Os outros ensaios nos transportam para mundos bastante diversos, ajudando a conformar um mosaico urbano ainda incompleto. Dois deles nos levam de volta ao passado, para explicar a ausência atual de dois movimentos tão fortes na nossa história _um nos leva em direção à mocidade militar de antes da Segunda Grande Guerra, esgotada com a profissionalização e militarização das academias militares; o outro em direção à juventude revolucionária dos anos 60 e 70. São dois bons ensaios, o primeiro assinado por Celso Castro, o último por Alzira Alves de Abreu.

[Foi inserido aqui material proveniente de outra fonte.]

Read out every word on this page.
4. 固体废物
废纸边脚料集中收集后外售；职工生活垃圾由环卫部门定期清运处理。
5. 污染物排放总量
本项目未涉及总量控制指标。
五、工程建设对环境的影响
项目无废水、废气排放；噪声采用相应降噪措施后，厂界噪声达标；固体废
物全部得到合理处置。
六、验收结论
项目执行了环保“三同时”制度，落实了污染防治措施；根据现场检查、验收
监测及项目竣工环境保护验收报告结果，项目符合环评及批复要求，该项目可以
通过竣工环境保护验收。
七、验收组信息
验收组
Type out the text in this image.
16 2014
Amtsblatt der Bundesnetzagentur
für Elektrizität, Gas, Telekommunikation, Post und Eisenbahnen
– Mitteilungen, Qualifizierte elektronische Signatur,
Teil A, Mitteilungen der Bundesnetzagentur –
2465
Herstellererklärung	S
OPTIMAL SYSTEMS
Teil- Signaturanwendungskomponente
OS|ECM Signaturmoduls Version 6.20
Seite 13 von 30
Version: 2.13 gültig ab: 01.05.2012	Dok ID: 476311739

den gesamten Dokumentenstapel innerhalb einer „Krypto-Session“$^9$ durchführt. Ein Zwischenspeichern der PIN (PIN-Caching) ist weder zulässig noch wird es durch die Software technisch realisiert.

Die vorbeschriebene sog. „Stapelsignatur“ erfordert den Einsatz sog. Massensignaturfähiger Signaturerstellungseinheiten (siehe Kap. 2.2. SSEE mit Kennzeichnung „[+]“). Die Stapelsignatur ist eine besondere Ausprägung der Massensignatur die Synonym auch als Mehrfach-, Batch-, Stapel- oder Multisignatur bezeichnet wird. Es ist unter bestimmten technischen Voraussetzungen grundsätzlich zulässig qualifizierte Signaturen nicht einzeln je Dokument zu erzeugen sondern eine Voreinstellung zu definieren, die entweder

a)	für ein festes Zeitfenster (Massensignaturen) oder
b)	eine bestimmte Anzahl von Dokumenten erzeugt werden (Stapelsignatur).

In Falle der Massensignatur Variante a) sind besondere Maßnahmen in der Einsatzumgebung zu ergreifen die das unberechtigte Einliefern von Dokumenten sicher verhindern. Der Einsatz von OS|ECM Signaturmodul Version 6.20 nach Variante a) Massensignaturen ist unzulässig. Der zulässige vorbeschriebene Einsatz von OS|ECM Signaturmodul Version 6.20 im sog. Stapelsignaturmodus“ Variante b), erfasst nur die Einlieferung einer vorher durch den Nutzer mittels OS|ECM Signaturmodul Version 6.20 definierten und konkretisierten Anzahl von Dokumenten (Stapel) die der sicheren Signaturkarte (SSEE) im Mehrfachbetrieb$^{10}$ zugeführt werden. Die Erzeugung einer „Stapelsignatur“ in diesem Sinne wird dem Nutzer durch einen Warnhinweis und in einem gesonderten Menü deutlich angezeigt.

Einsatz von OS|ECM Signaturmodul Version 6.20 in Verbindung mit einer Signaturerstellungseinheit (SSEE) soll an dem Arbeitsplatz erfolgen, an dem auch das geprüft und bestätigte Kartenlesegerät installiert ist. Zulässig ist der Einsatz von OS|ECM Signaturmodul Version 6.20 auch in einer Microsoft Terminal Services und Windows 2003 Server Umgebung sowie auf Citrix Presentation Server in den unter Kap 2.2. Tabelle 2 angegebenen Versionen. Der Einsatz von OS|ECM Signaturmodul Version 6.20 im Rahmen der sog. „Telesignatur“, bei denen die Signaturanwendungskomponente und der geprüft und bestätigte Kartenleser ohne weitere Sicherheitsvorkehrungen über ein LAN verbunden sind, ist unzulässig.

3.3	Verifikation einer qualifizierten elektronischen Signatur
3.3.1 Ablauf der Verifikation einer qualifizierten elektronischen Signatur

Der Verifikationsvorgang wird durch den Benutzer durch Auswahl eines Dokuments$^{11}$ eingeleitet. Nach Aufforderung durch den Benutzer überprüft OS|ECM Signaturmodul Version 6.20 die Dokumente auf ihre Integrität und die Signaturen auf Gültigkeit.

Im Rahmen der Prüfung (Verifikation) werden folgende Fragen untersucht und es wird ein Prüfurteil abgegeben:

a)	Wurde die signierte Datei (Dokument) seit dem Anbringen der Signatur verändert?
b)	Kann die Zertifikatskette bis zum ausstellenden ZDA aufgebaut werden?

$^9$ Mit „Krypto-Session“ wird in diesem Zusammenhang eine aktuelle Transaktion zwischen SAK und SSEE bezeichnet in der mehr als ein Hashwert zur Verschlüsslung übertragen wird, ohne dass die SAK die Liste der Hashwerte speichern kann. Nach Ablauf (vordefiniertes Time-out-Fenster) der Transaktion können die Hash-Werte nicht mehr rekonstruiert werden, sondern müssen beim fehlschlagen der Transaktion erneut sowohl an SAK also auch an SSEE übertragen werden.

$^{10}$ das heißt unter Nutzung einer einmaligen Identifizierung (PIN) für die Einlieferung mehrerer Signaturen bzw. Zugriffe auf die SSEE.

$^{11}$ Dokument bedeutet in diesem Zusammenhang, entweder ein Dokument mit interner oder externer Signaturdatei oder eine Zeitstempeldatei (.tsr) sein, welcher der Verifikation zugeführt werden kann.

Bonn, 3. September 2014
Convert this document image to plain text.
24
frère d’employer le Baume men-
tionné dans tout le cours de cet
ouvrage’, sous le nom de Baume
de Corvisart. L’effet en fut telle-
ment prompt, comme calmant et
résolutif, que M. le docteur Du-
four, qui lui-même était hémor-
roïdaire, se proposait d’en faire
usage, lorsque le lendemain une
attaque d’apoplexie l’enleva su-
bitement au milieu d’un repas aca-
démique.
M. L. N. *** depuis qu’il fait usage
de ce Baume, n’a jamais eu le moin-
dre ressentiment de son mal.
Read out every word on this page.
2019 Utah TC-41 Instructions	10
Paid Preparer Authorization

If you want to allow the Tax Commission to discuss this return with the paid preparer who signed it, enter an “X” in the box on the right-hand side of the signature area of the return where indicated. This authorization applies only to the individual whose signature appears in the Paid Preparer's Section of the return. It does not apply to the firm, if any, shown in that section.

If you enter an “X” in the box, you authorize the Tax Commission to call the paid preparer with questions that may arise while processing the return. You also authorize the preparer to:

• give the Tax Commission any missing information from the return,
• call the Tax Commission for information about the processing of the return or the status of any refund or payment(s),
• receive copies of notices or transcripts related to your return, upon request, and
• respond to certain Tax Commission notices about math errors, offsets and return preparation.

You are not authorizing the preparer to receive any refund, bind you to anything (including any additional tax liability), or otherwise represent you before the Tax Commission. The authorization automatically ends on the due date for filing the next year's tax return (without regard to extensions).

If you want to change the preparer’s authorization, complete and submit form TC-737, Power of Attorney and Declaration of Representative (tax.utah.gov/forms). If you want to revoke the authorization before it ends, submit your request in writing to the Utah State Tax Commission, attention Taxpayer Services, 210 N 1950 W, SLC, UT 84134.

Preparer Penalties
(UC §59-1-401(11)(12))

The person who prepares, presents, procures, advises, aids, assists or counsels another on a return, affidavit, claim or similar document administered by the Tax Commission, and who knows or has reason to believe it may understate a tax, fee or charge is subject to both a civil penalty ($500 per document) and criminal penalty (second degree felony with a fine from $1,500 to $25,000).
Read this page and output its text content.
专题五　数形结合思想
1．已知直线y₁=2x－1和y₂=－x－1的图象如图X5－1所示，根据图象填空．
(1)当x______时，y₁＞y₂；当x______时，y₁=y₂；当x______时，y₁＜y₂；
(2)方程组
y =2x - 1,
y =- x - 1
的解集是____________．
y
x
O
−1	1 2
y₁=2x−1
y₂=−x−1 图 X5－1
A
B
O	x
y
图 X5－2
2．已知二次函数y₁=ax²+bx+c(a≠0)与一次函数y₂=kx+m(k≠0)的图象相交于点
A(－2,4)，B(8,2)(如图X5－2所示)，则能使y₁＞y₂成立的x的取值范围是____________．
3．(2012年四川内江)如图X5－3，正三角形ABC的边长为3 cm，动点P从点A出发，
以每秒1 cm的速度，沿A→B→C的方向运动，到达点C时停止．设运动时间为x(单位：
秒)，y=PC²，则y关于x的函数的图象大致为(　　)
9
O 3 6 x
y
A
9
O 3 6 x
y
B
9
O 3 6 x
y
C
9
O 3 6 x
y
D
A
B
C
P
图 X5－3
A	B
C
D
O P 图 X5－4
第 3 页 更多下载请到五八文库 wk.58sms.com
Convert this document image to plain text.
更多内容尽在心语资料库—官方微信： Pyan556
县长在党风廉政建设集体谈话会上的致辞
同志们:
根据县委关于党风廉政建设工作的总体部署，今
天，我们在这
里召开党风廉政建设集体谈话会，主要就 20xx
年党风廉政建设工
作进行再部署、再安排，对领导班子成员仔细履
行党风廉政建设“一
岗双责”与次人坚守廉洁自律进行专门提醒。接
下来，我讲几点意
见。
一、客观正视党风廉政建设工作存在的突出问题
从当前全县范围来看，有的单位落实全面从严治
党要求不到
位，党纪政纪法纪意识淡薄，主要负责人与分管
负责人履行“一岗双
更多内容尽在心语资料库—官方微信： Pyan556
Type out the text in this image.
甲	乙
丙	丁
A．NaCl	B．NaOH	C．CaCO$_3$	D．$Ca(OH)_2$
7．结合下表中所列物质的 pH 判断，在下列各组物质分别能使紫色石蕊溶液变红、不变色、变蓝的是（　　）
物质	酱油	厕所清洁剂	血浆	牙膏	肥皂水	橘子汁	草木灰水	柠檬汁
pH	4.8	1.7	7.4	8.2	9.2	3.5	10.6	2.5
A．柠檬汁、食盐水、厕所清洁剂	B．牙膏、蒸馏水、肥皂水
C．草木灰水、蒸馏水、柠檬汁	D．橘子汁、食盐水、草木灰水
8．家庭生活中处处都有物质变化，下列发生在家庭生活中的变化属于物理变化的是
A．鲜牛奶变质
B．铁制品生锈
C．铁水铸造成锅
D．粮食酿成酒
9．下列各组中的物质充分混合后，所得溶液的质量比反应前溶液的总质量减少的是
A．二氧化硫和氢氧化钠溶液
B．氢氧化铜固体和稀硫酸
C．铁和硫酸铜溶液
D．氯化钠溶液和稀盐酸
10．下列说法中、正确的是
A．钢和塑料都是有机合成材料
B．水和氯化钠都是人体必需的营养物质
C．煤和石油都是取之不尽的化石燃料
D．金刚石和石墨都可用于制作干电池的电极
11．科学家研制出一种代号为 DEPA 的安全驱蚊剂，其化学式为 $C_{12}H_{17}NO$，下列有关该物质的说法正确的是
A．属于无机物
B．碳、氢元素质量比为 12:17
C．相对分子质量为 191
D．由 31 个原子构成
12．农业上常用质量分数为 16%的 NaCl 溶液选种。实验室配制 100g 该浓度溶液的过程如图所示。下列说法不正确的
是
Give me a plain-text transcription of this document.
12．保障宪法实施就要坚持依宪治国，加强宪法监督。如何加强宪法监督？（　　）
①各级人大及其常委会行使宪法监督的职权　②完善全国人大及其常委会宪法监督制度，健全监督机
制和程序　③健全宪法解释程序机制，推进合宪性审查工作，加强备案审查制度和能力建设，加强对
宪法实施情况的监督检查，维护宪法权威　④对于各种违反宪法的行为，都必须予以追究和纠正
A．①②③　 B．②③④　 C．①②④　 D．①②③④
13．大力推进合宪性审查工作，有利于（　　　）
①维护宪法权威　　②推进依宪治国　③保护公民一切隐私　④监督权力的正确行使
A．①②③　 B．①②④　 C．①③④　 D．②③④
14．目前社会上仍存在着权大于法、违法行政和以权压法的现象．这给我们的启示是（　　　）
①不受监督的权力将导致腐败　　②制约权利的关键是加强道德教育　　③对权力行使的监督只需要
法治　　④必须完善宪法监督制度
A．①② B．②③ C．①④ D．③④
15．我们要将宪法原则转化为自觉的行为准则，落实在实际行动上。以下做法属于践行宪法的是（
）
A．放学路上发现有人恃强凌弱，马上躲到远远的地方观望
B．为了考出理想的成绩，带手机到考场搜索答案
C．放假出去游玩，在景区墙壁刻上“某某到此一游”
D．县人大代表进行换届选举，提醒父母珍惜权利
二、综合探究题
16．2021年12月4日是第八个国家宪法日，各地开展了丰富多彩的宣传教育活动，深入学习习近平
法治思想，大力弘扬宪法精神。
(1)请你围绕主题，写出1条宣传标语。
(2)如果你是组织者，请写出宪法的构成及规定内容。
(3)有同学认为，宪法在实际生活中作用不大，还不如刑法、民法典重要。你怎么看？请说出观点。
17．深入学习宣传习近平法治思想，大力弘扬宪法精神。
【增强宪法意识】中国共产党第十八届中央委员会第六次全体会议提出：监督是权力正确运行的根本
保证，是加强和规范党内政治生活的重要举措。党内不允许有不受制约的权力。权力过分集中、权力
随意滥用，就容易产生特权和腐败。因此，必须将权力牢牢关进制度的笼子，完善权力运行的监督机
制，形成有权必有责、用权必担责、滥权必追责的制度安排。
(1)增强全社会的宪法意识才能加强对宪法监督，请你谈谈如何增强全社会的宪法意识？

Os ensaios finais nos remetem a três destinos alternativos, construídos nos dias de hoje _o dos jovens atores, o dos adés_ jovens homossexuais pobres que descobrem o candomblé por meio do fascínio performático da dança dos orixás _e o dos internautas e ''hackers'' da zona sul carioca, sintonizados à globalização e aos avanços tecnológicos.
Maria Cláudia Coelho nos introduz o inconformismo corrente que conduz moços e moças a escolherem o teatro como profissão, recusando as carreiras valorizadas pelo ''sistema'', em busca ''de um estilo de vida marcado por uma aversão à rotina e por uma despreocupação com a ambição financeira''.
Patrícia Birman enfrenta um aspecto bastante visível, mas pouco tratado, dos candomblés atuais, a performance da possessão e, às vezes, o fingimento desta, realizada por homens jovens, geralmente homossexuais, invasores de um espaço _de dança e de possessão_ considerado feminino. Ao fazê-lo, Patrícia aponta também um típico caminho de salvação, tanto religiosa, quanto laica (salvação da marginalidade e da morte violenta), para alguns jovens da periferia: a religião _principalmente os cultos afro-brasileiros e as igrejas pentecostais.
Hermano Vianna fecha o livro com um belíssimo ensaio sobre o amor, o encontro e a inteligência vivenciados com a ajuda da Internet. Recusando a crítica fácil de esquerda que vê no ''plugamento'' mera alienação e fuga da vida real, Hermano retrata uma vida virtual que oferece motivos para otimismo: uma vivência que, mesmo sem militância, amplia os limites e as fronteiras entre grupos e identidades e acende uma busca constante de conhecimentos e de liberdades. Só assim se explica, por exemplo, a obstinação de Storm, o ''hacker'', personagem do ensaio de Hermano, de frequentar os bailes ''funk'' ''de corredor'' de Jacarepaguá, os clubes ''de mauricinhos'' da zona sul e as rodas de ''skinboard'' do Leblon, circulando nestes ambientes com a mesma desenvoltura com que navega na ''rede'', numa clara opção pela vida, seja ela real ou virtual.
''Galeras Cariocas'' oferece, assim, um retrato atual e multifacetário dos modos de vida dos jovens e adolescentes no Brasil urbano. Sua melhor contribuição será talvez a de mostrar que há ainda pontes possíveis, além das drogas, entre os jovens favelados e os do ''asfalto'', e que entre ''alemães e sangue-bãos'' existe mais que a violência. Para os especialistas, é uma mostra da boa sociologia urbana que se faz hoje no Rio de Janeiro.

Antonio Sérgio Alfredo Guimarães é professor do departamento de sociologia da USP.